Stephen Piscotty was demoted to the minors on Monday.
Add his name to the list.
The regrettable roll call of promising position players that had success early on with the Cardinals, only to regress. And fail. And get sent back to the minors, or traded away.
It is a pattern that raise serious questions about the quality of the coaching and managing in St. Louis.
How many younger, collapsing hitters have to fall apart before team management does something to address and alleviate this? For an organization that prioritizes drafting and player development, this is an awfully hazardous path. One that can cause damage to the Cards’ future.
When you see young players thrive, and earn early long-term contracts from management, only to stumble and splinter and get sent away to Memphis … that’s disturbing.
— The Cardinals invested $25.5 million in second baseman Kolten Wong before the start of the 2016 season … only to have him kicked down to Memphis in June, after manager Mike Matheny lost patience and buried Wong on the bench. Remember: Wong starred for the Cardinals during the 2014 postseason, played at an All-Star level for much of 2015 (but wasn’t selected), and ranked 12th among MLB second basemen with 2.3 WAR in ’15. Wong appeared to be settled in — but was demoted again in 2016. Wong isn’t a great player, but he’s a good one. This year (in between injuries) we’ve seen him rebound for a career-best .393 onbase percentage and .808 OPS. Why? In large part because Matheny FINALLY supported Wong during some early-season mistakes instead of bailing on him again.

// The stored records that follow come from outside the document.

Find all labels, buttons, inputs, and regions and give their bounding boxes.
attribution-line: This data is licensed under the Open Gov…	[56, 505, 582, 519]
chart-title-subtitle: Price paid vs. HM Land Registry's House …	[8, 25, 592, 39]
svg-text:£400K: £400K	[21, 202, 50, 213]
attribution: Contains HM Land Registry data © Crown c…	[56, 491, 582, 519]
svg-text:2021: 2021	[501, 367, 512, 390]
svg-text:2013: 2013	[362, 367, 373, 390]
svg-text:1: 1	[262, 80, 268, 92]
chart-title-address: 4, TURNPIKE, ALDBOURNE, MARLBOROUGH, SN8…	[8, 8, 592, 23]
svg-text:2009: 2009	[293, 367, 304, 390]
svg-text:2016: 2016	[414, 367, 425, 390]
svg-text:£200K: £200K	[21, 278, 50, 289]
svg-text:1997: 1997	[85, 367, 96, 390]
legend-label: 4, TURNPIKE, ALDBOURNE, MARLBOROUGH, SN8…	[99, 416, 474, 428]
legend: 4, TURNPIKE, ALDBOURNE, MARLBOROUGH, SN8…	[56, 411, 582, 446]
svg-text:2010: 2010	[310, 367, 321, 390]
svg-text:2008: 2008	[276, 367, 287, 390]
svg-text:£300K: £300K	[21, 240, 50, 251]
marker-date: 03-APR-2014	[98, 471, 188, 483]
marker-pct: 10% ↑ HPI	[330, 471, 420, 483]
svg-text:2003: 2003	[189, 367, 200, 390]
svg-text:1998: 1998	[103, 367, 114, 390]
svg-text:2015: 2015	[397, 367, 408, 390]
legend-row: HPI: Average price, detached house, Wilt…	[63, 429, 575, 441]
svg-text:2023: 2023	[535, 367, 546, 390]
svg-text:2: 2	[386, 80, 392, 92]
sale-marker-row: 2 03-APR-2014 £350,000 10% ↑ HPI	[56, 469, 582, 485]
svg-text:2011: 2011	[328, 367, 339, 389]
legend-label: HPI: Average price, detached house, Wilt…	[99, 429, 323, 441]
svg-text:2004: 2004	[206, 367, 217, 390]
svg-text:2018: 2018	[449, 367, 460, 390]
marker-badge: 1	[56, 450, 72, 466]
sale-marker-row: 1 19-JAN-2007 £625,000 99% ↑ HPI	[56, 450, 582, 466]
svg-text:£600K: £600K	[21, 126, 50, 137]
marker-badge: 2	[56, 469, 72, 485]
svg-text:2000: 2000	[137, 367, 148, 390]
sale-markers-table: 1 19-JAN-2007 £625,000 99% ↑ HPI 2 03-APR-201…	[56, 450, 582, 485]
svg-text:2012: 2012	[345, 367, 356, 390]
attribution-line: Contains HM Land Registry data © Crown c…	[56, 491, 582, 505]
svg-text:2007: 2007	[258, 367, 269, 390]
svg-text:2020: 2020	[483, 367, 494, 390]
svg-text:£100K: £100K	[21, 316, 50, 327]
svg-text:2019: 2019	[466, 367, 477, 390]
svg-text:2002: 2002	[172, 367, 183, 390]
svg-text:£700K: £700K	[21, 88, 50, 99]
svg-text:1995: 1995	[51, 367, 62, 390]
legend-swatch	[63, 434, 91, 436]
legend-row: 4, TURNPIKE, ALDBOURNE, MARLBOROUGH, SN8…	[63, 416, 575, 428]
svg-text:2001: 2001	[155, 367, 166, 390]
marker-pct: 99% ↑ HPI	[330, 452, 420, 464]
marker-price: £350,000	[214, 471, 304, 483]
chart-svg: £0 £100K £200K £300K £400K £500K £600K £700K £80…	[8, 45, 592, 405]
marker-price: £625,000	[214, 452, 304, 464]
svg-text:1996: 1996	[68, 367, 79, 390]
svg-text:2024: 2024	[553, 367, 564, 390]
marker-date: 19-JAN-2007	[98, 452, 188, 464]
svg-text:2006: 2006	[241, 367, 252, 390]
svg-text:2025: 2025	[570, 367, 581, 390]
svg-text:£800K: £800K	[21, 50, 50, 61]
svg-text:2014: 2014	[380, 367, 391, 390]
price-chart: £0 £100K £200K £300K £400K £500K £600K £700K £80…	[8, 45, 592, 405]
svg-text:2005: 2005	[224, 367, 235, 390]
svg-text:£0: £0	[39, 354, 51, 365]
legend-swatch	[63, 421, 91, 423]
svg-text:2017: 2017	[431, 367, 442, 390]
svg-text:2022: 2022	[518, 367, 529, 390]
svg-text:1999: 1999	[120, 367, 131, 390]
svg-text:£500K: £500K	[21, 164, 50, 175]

— The Cardinals handed Piscotty a $33.5 million contract extension before this season, only to watch an alarming drop in power, production and performance. After batting .202 with a .294 OBP and .267 slug in his final 102 plate appearances, Piscotty was redirected to Memphis in a long overdue move. Piscotty’s slugging percentage has tumbled during a three-year decline: .494, followed by .457 last season and .362 this year. Piscotty projected as a long-term lineup fixture, but all bets are off. Piscotty constantly tinkers with his swing, and that’s messed him up, and Cardinals coaches have done little to step in and get Piscotty to end his home-run obsession in order to do what he does best: gap hitter, line-drive hitter, lots of doubles, maybe 20 homers. If the manager and coaches are going to stand by as Piscotty coaches himself into a mess … then what is the point, exactly?

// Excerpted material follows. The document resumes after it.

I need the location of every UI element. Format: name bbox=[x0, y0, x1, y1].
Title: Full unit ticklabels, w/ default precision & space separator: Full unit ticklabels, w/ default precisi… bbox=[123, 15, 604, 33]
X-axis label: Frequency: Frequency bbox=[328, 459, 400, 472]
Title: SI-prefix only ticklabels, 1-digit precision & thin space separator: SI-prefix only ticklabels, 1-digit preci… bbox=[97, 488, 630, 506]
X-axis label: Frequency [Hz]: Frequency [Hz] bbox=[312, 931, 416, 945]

— In 2013, first baseman Matt Adams had a .503 slugging percentage and was an important piece on a team that captured the NL pennant. But batting coach John Mabry (with Matheny’s encouragement) wanted Adams to concentrate on beating defensive shifts by hitting the ball to the opposite field. The result was a slow drain of Adams’ formidable pull-side power. Between 2014 and 2016, his slugging percentage went down to .457. This season, Adams was slugging a weak .396 before the Cardinals dealt him to Atlanta for minimal return. For the first six weeks of the season, playing for the Cards, Adams pulled the ball at a rate of 28 percent. In Atlanta, Adams has a pull rate of 47 percent, and his slugging percentage with the Braves is at a career-zenith .544.
— Displaying the kind of power that can’t be contained by outfield fences and walls, Randal Grichuk slugged .548 for the Cardinals in 2015. But over the last two seasons combined, Grichuk’s slugging percentage is .464, and extreme plate-discipline maladies have sunk his onbase percentage to an awful .285. In 2015, Grichuk was 37 above league average offensively in park-adusted runs created (wRC+). Then in 2016, he was two percent above league average offensively. This year, Grichuk is 18 percent below league average. No one at the big-league level can harness Grichuk’s raw power, and he’s been demoted three times over the last two seasons. Each time Grichuk returns to the majors, he comes back with a more refined hitting approach, gets quick and encouraging results — only to fade into the thrashing swing-and-miss mode with a high K rate. Minor-league hitting coaches have done an effective job of tuning Grichuk’s swing, and you have to ask why they are better at this than Mabry and staff. As I have said before … if your most astute hitting coaches reside in the minors — then why are they working down below? Why aren’t they coaching up hitters with the big club in St. Louis?
— In 2016, rookie shortstop Aledmys Diaz was selected to the NL All-Star team and went on to finish with a .300 average, .369 OBP and .510 slug for an impressive .879 OPS. Offensively, Diaz performed 32 percent above league average in park-adjusted runs created. This season, Diaz cratered in a stunning collapse that left him wallowing with a .293 OBP, .396 slug, and a .688 OPS. His offense was 22 percent below average when demoted to Memphis on June 28.
This pattern should be unacceptable to chairman Bill DeWitt Jr., president of baseball operations John Mozeliak and GM Michael Girsch.
With the Cardinals expecting a new wave of position-player talent to arrive in St. Louis next year and beyond, DeWitt and his baseball men must take a hard, sharp, objective look at why so many of their young and touted hitters have gone off the rails in St. Louis. And they have to get some answers to explain why no one on the field staff at the big-league level can get the young hitters back on track.